Hacker Remix

Show HN: Daily Jailbreak – Prompt Engineer's Wordle

112 points by ericlmtn 1 day ago | 62 comments

I created a daily challenge for Prompt Engineers to build the shortest prompt to break a system prompt.

You are provided the system prompt and a forbidden method the LLM was told not to invoke. Your task is to trick the model into calling the function. Shortest successful attempts will show up in the leaderboard.

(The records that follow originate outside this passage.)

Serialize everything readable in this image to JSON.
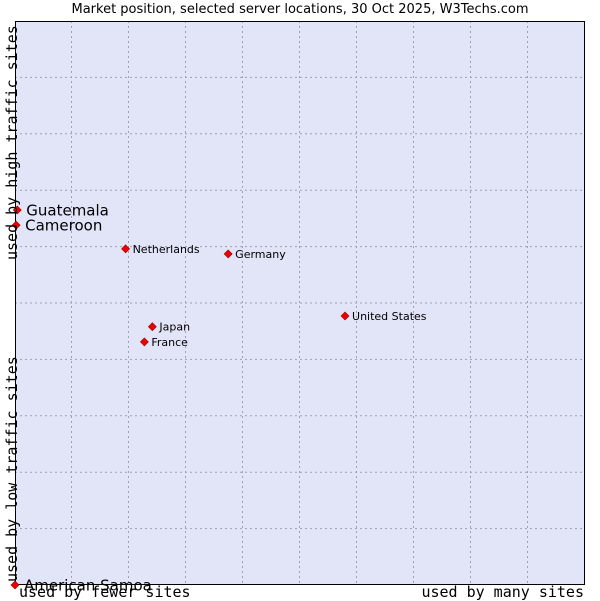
{
  "chart_data": {
    "type": "scatter",
    "title": "Market position, selected server locations, 30 Oct 2025, W3Techs.com",
    "x_axis": {
      "low_label": "used by fewer sites",
      "high_label": "used by many sites",
      "range": [
        0,
        100
      ]
    },
    "y_axis": {
      "low_label": "used by low traffic sites",
      "high_label": "used by high traffic sites",
      "range": [
        0,
        100
      ]
    },
    "grid": true,
    "points": [
      {
        "name": "Guatemala",
        "x": 0.4,
        "y": 66.5,
        "highlight": true
      },
      {
        "name": "Cameroon",
        "x": 0.2,
        "y": 63.8,
        "highlight": true
      },
      {
        "name": "Netherlands",
        "x": 19.4,
        "y": 59.6,
        "highlight": false
      },
      {
        "name": "Germany",
        "x": 37.4,
        "y": 58.7,
        "highlight": false
      },
      {
        "name": "United States",
        "x": 57.9,
        "y": 47.7,
        "highlight": false
      },
      {
        "name": "Japan",
        "x": 24.1,
        "y": 45.8,
        "highlight": false
      },
      {
        "name": "France",
        "x": 22.7,
        "y": 43.1,
        "highlight": false
      },
      {
        "name": "American Samoa",
        "x": 0.0,
        "y": 0.0,
        "highlight": true
      }
    ],
    "colors": {
      "plot_bg": "#e2e4f8",
      "grid": "#a0a0b4",
      "marker": "#ee0000",
      "marker_edge": "#990000"
    }
  }
}
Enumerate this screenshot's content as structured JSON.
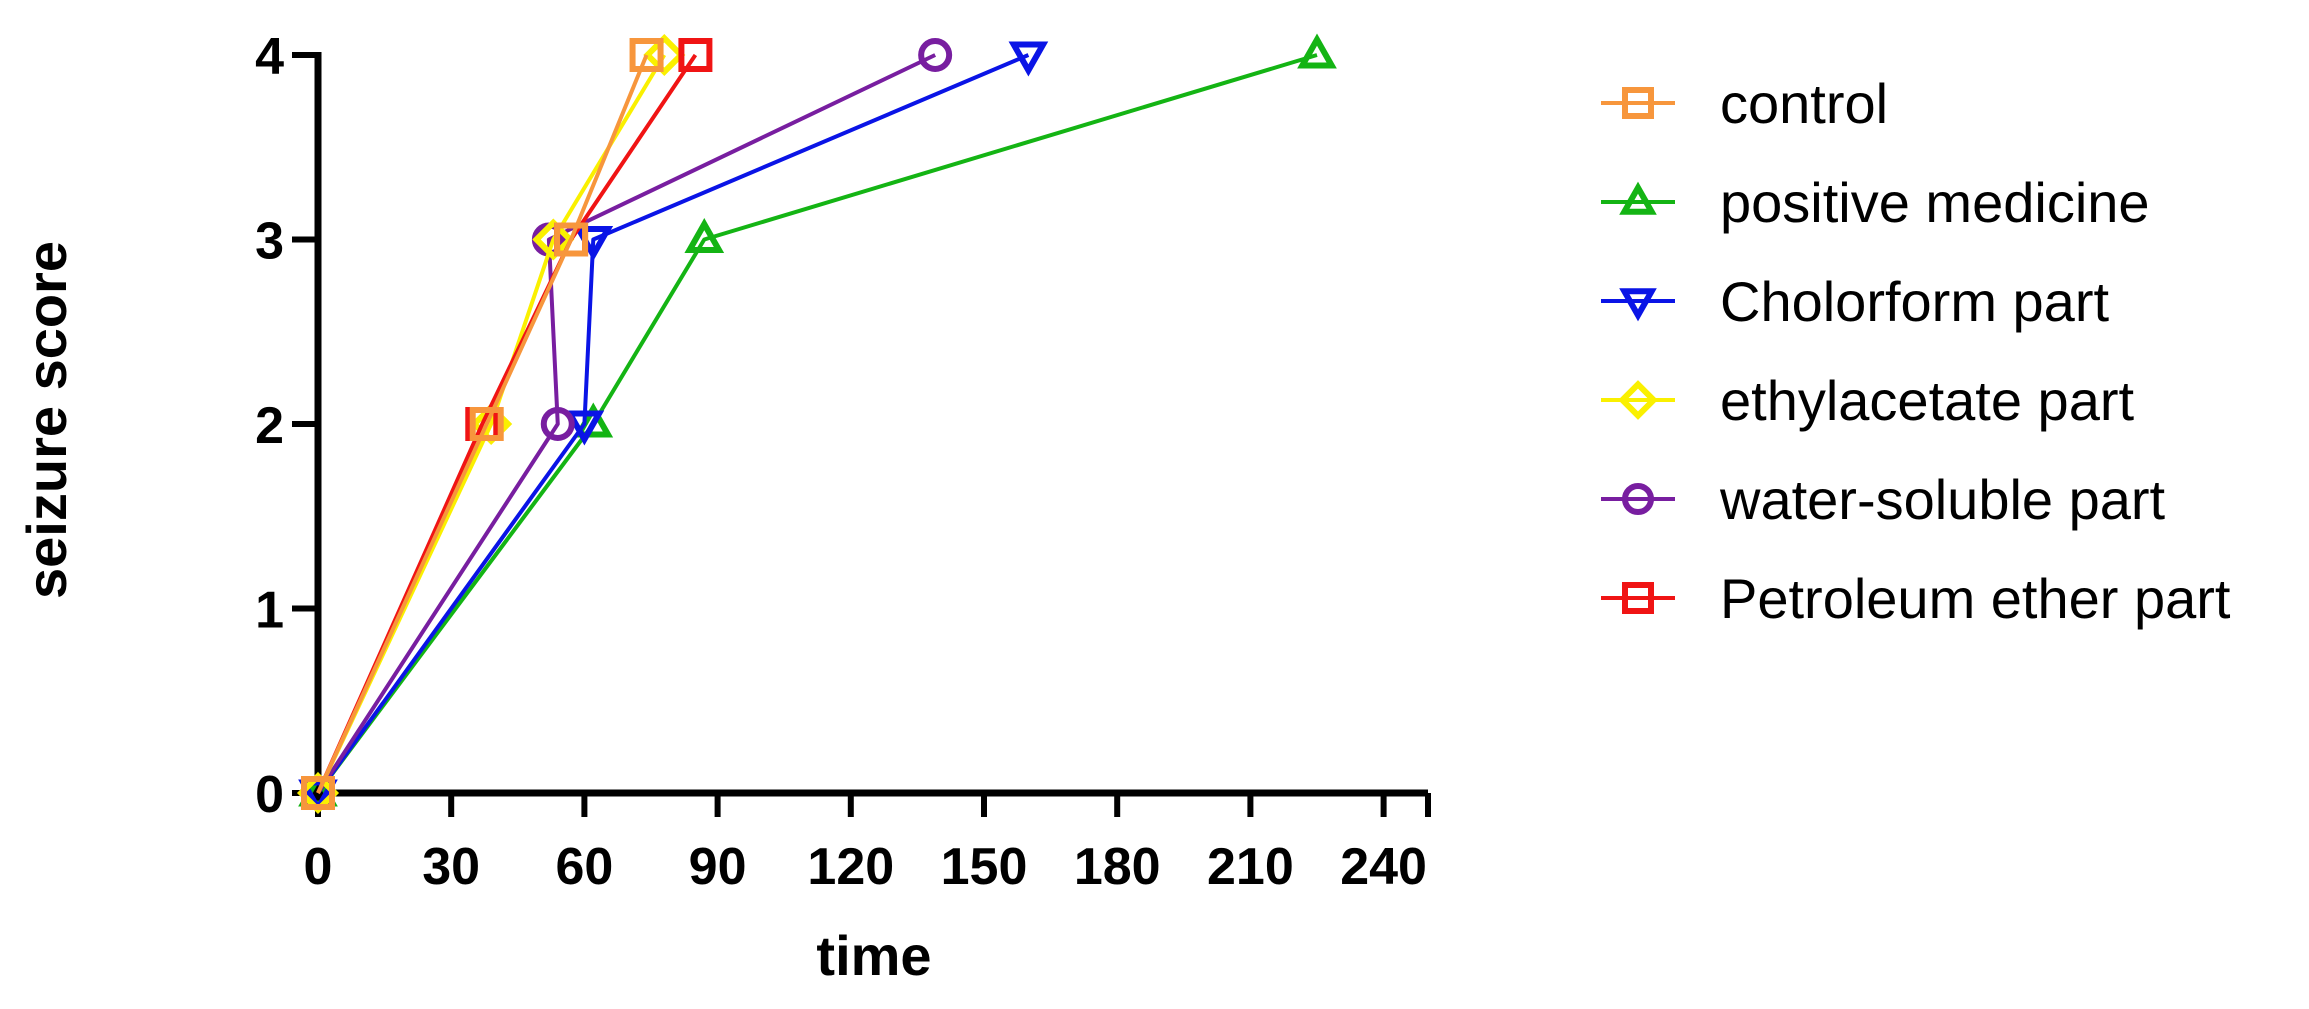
{
  "chart_data": {
    "type": "line",
    "title": "",
    "xlabel": "time",
    "ylabel": "seizure score",
    "xlim": [
      0,
      250
    ],
    "ylim": [
      0,
      4
    ],
    "xticks": [
      0,
      30,
      60,
      90,
      120,
      150,
      180,
      210,
      240
    ],
    "yticks": [
      0,
      1,
      2,
      3,
      4
    ],
    "grid": false,
    "legend_position": "right",
    "series": [
      {
        "name": "control",
        "color": "#F7963C",
        "marker": "square",
        "points": [
          [
            0,
            0
          ],
          [
            38,
            2
          ],
          [
            57,
            3
          ],
          [
            74,
            4
          ]
        ]
      },
      {
        "name": "positive medicine",
        "color": "#14B414",
        "marker": "triangle-up",
        "points": [
          [
            0,
            0
          ],
          [
            62,
            2
          ],
          [
            87,
            3
          ],
          [
            225,
            4
          ]
        ]
      },
      {
        "name": "Cholorform part",
        "color": "#0A14E6",
        "marker": "triangle-down",
        "points": [
          [
            0,
            0
          ],
          [
            60,
            2
          ],
          [
            62,
            3
          ],
          [
            160,
            4
          ]
        ]
      },
      {
        "name": "ethylacetate part",
        "color": "#FAF000",
        "marker": "diamond",
        "points": [
          [
            0,
            0
          ],
          [
            39,
            2
          ],
          [
            53,
            3
          ],
          [
            78,
            4
          ]
        ]
      },
      {
        "name": "water-soluble part",
        "color": "#781EA0",
        "marker": "circle",
        "points": [
          [
            0,
            0
          ],
          [
            54,
            2
          ],
          [
            52,
            3
          ],
          [
            139,
            4
          ]
        ]
      },
      {
        "name": "Petroleum ether part",
        "color": "#F01414",
        "marker": "square",
        "points": [
          [
            0,
            0
          ],
          [
            37,
            2
          ],
          [
            57,
            3
          ],
          [
            85,
            4
          ]
        ]
      }
    ]
  }
}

Give it a shot! You never know what could break an LLM.

cap11235 1 day ago

Fun! I think you should score by tokens instead of characters, to reduce bias towards particular languages.

ericlmtn 1 day ago

I think so too. I was a bit shocked to see both simplified & traditional Chinese in the attempts. This will be updated daily, and I'm glad people found so many loose ends that I can work to tie up.

frigaard 14 hours ago

Just finished it by giving it a few examples in 161 tokens. My feedback: on a phone getting the output in Chinese was really annoying. I had to translate in a different tab, and it would have been just as challenging in English? Fun game though, enjoyed it!

mdaniel 1 day ago

If I ever find the template author that put in dummy links for "Privacy Policy", "Terms of Service", and the GitHub icon in the footer I'm going to have strong words with them. It has shown up on Show HN submissions over and over. Unleashing that upon the world is just stunningly cruel

ericlmtn 1 day ago

I'm so sorry :( It's what happens when I let AI unleash creativity... expect an update that fixes this

ericlmtn 1 day ago

Hi, thank you all for participating. I didn't expect the influx of attempts, and we are experiencing some rate-limiting by OpenAI (30k TPM). If an error occurs, please wait a moment and try again. I'll work on improving rate limits in the future. Thank you.

monsieurbanana 1 day ago

How much is this costing?

ericlmtn 1 day ago

Looking at $6.5/hr at the moment. 4o is quite expensive and I'm turning it down for tomorrow. Experiencing some amount of spam and troll traffic -- totally unexpected and looking to implement guardrails.

__float 1 day ago

Neat idea, but uh, you're giving users a text box straight to a costly API.

Why is that unexpected?

ericlmtn 1 day ago

I've only met good people in my life. Time to start meeting bad ones.

fifilura 1 day ago

The answer made my heart a little warmer. I must say I share that naive worldview from my small corner of the world. At least - in some very rare cases - until proven otherwise.